We see the reality of Abraham’s faith in chapter 22. God calls him to go to Mount Moriah and sacrifice his son Isaac there. What does Abraham do? He believes God’s promises and obeys God’s command. He knows that it is through Isaac that all the blessings would come. He knows that God will fulfil his promise. He knows that God can do anything. He ‘knows that if God calls him to do this, and he is obedient to the command, God has a better plan than any plan than Abraham could see’ (Jackman). Hebrews 11 tells us that Abraham reasoned that God could raise Isaac from the dead if he was killed. In Abraham is an example of a person who believes God’s promises and shows that he believes God’s promises by obeying God’s commands. This is the mark of being a justified sinner, that we believe God’s promise, and show the reality of our belief by obeying his commands.
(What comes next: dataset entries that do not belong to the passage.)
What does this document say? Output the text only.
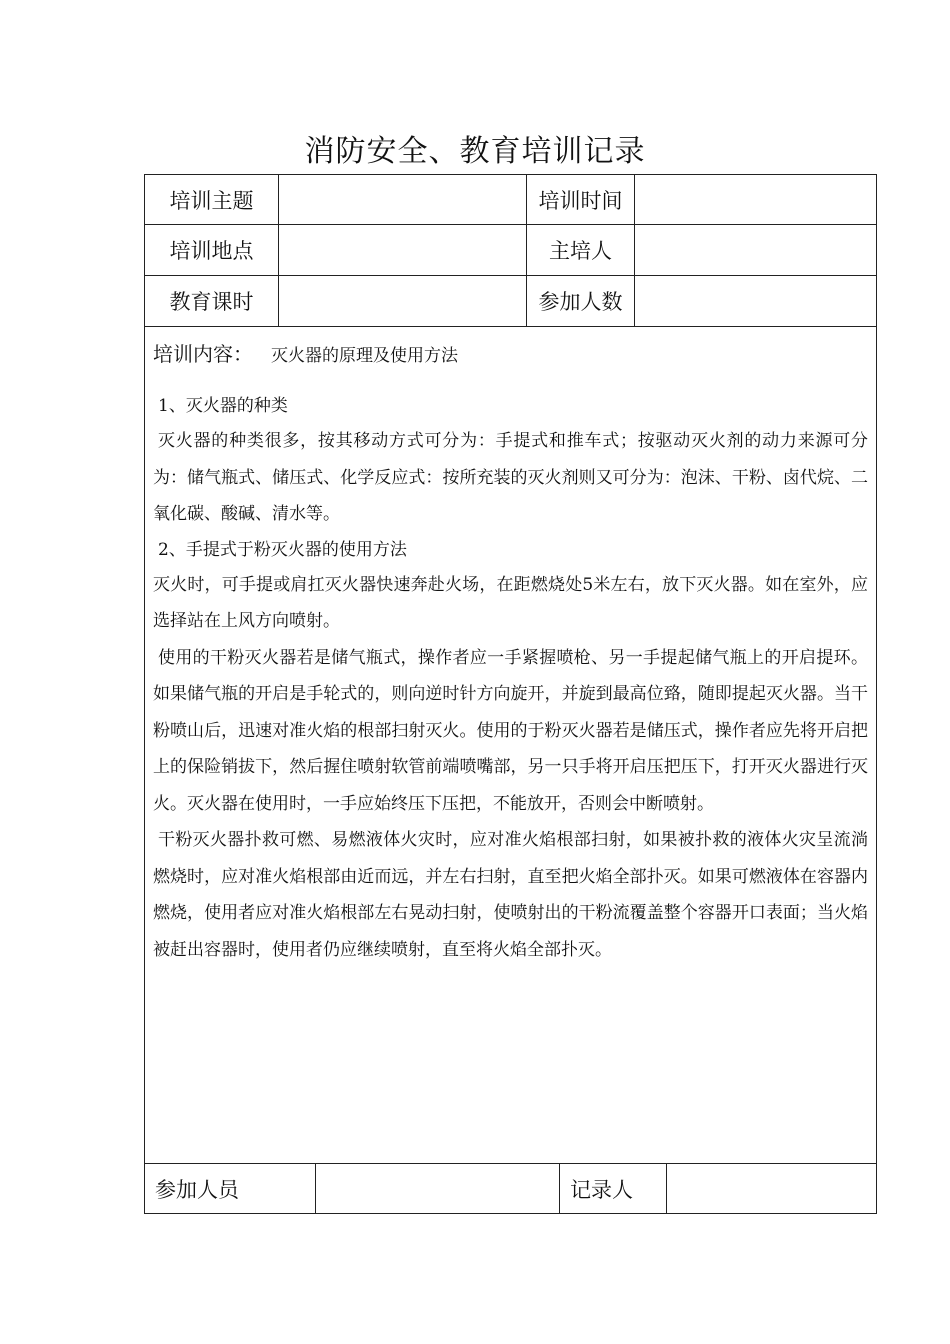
消防安全、教育培训记录
培训主题	培训时间
培训地点	主培人
教育课时	参加人数
培训内容： 灭火器的原理及使用方法
1、灭火器的种类
灭火器的种类很多，按其移动方式可分为：手提式和推车式；按驱动灭火剂的动力来源可分为：储气瓶式、储压式、化学反应式：按所充装的灭火剂则又可分为：泡沫、干粉、卤代烷、二氧化碳、酸碱、清水等。
2、手提式于粉灭火器的使用方法
灭火时，可手提或肩扛灭火器快速奔赴火场，在距燃烧处5米左右，放下灭火器。如在室外，应选择站在上风方向喷射。
使用的干粉灭火器若是储气瓶式，操作者应一手紧握喷枪、另一手提起储气瓶上的开启提环。如果储气瓶的开启是手轮式的，则向逆时针方向旋开，并旋到最高位臵，随即提起灭火器。当干粉喷山后，迅速对准火焰的根部扫射灭火。使用的于粉灭火器若是储压式，操作者应先将开启把上的保险销拔下，然后握住喷射软管前端喷嘴部，另一只手将开启压把压下，打开灭火器进行灭火。灭火器在使用时，一手应始终压下压把，不能放开，否则会中断喷射。
干粉灭火器扑救可燃、易燃液体火灾时，应对准火焰根部扫射，如果被扑救的液体火灾呈流淌燃烧时，应对准火焰根部由近而远，并左右扫射，直至把火焰全部扑灭。如果可燃液体在容器内燃烧，使用者应对准火焰根部左右晃动扫射，使喷射出的干粉流覆盖整个容器开口表面；当火焰被赶出容器时，使用者仍应继续喷射，直至将火焰全部扑灭。
参加人员	记录人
However, Abraham’s faith is not always strong (e.g. Gen.15:2-3). Like all of us, he fails God at times. Twice he lies about his relationship with Sarah, to save his skin. But, at critical times he takes God at his word and believes his promises. Abraham is not portrayed as a deserving man but rather we see him ‘warts and all’ (see Gen. 12:11-20; 20:1-18). ‘The key thing is not the strength or perfection of Abraham’s faith, but the strength and perfection of the God he trusts. Abraham learns that God is utterly reliable and faithful to his word’ (Goldsworthy).
John Stott writes, ‘It may truly be said without exaggeration that not only the rest of the Old Testament but the whole of the New Testament are an outworking of these promises of God.’ Everything that happens in the Old Testament from this point onwards has God’s promise to Abraham in view, and the Old Testament points forward to Jesus. In 2 Corinthians 1:20 we are told that Jesus is the ultimate fulfilment of all God’s promises. God’s promises to Abraham are no exception.
But how does Jesus make people, place and blessing true for us? He does so in both in the now and the not yet. Now we are children of the promise, the true seed of Abraham, a part of God’s chosen people (Galatians 3:29). In heaven we will be a part of the people from all the nations of the world that have been blessed through Abraham’s see (Rev. 7:9 and Genesis 22:17). The place part of the promise is a little bit confusing—it is tied up with the Bible’s teaching on rest. Eden was thought of as the place of rest, the Promised Land was associated with God’s rest. Now Jesus calls us to him to enjoy rest (Matthew 11:28-30). So, our place is in Jesus. In heaven God’s people will enjoy rest (Revelation 14:13). With regards to blessing, we now enjoy every spiritual blessing in Christ (Ephesians 1:3) and in the New Heaven and New earth we will enjoy the fullness of God’s blessing (e.g. Revelation 22:3).
The story of the Bible does not centre on good and religious people who prove their worth to people and God. It is the story of God acting out of sheer kindness and love. God rescuing idol worships like Abraham and us (idols being all those things that we love more than God). God persisting with us when we fail. And God enabling us to live changed lives.